How shall I prove the convergence of series $\sum\limits_{n=1}^{+\infty}\frac{(-1)^n\sin (n)}{n} ~?$
I'm trying to use Dirichlet test since $\frac 1 n$ is monotonically decreasing to $0$, but I don't know how to prove that $\sum_{n=1}^\infty (-1)^n\sin (n)$ is bounded.
Can someone help me, please?
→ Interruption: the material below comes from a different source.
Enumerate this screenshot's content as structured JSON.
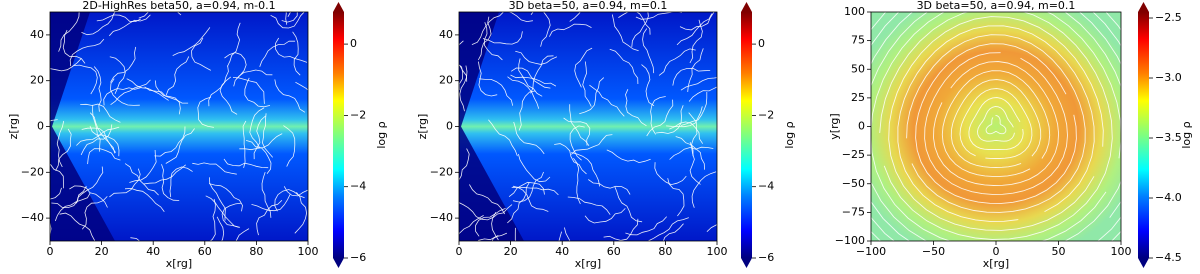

Thanks a lot.
Best Answer
Let $a_n=\frac{1}n$, so $a_n$ is monotonic decreasing and $\lim a_n=0$. Let $b_n=(-1)^n \sin(n)$ and we want to show $\left|\sum_{n=1}^N b_n\right|$ is bounded for any $N$.
$$ \sum_{n=1}^N b_n=\Im\sum_{n=1}^N (-e^i)^n=\Im\left(\frac{-e^i(1-(-e^{Ni}))}{1+e^i}\right)$$
$$\left|\sum_{n=1}^N b_n\right|=\left|\Im\left(\frac{-e^i(1-(-e^{Ni}))}{1+e^i}\right) \right|\le \left|\frac{-e^i(1-(-e^{Ni}))}{1+e^i} \right|\le\frac{2}{1}$$